The Corner

On Anwar Ibrahim

Today, a lot of people are passing around a very interesting column by Jackson Diehl, on Anwar Ibrahim. He is the Malaysian politician who is the symbol of democracy and sanity in that increasingly oppressive country. The government has imprisoned him in the past, and is poised to imprison him again. One of the government’s tricks is to call him a Jew, a Zionist, and so on. If you want to slime someone in that part of the world, you play the Jew card, early, often, and persistently.

Ibrahim mentioned the government’s attacks on him as a Zionist agent, etc., at the Oslo Freedom Forum earlier this year. I did a journal from this forum, here on NRO. Ibrahim said, “Of course, I’m against the crimes against the Palestinians.” He did not mean crimes committed by Hamas, Fatah, and others who rule the Palestinians, in the usual cruel ways. I muttered under my breath, “To heck with you, Anwar.” (I am cleaning up that thought.)

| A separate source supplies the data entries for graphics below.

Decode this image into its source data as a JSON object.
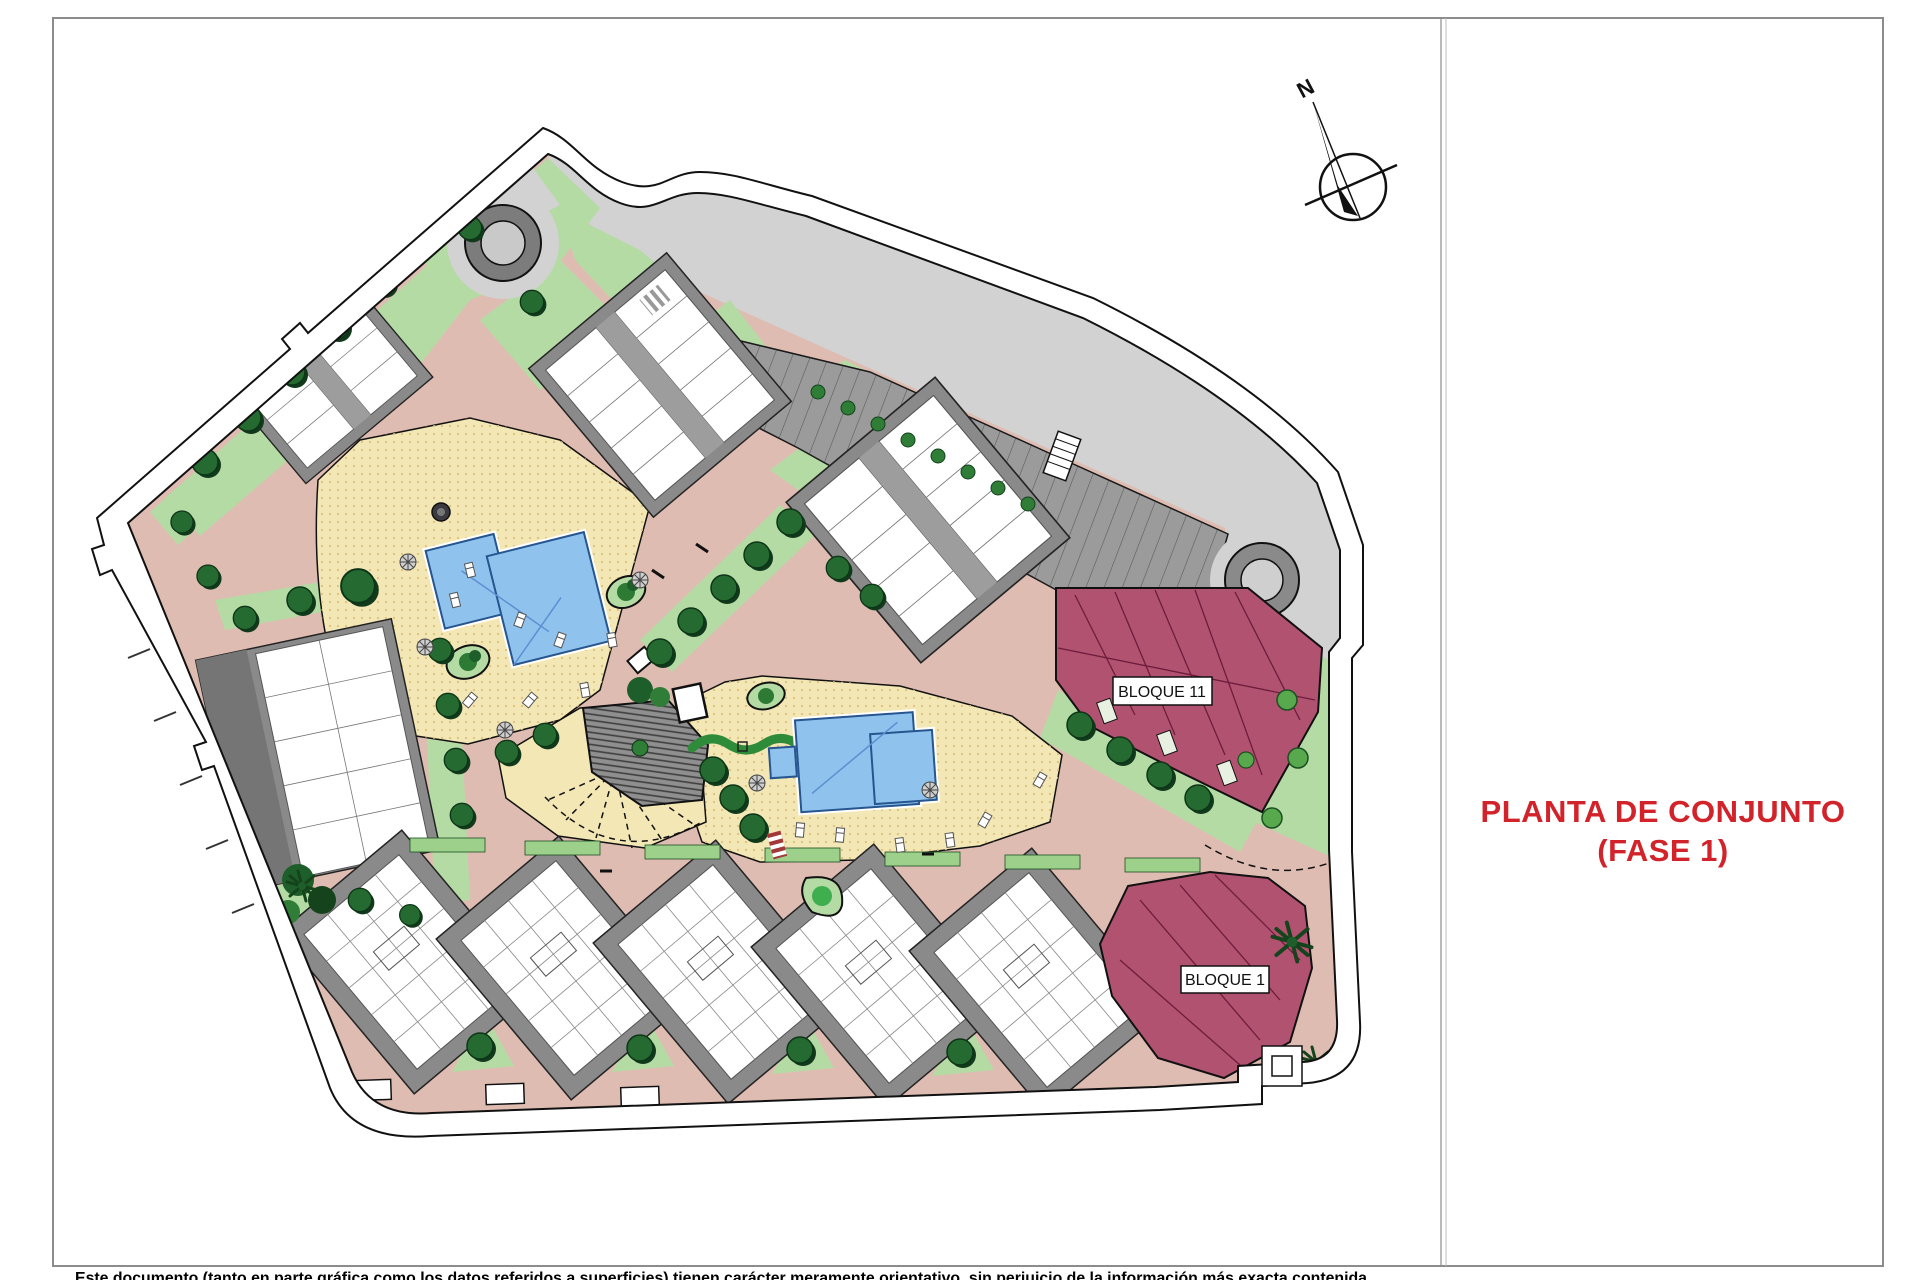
{
  "document": {
    "title_line1": "PLANTA DE CONJUNTO",
    "title_line2": "(FASE 1)",
    "disclaimer": "Este documento (tanto en parte gráfica como los datos referidos a superficies) tienen carácter meramente orientativo, sin perjuicio de la información más exacta contenida",
    "compass_label": "N"
  },
  "plan": {
    "block_labels": {
      "bloque11": "BLOQUE 11",
      "bloque1": "BLOQUE 1"
    }
  },
  "colors": {
    "title_red": "#d2232a",
    "block_maroon": "#b15270",
    "path_salmon": "#dfbcb1",
    "deck_yellow": "#f3e7b5",
    "pool_blue": "#8fc3ee",
    "green_light": "#b5dba5",
    "green_dark": "#1e5e2a",
    "road_gray": "#d2d2d2",
    "parking_gray": "#9b9b9b",
    "plinth_gray": "#8a8a8a",
    "building_white": "#ffffff"
  }
}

Lately, as Diehl records in his column, Ibrahim has been playing the Jew card himself, warning of Zionist conspiracies and the like. “Everybody wants to get into the act,” as Jimmy Durante said. Diehl quotes Paul Wolfowitz, who told him, “What Anwar did was wrong” — his playing of that common card — “but considering that he’s literally fighting for his life — physically as well as politically — against a government that attacks him as being ‘a puppet of the Jews,’ one should cut him some slack.”

This comment has not sat well with everybody, and I can understand that not-sitting-well. But I can understand Wolfowitz, too. Plus, it helps that Ibrahim has been repentant, at least in talking to Americans. And, in Malaysia, he is about as good as it gets. We shouldn’t hold our breath for anyone better.

In that journal from Oslo, I noted Ibrahim’s extreme charm, polish, and pluck. Among the memorable things he said was that, in Malaysia, “we had freedom of speech — but we never had freedom after speech.” A crucial distinction.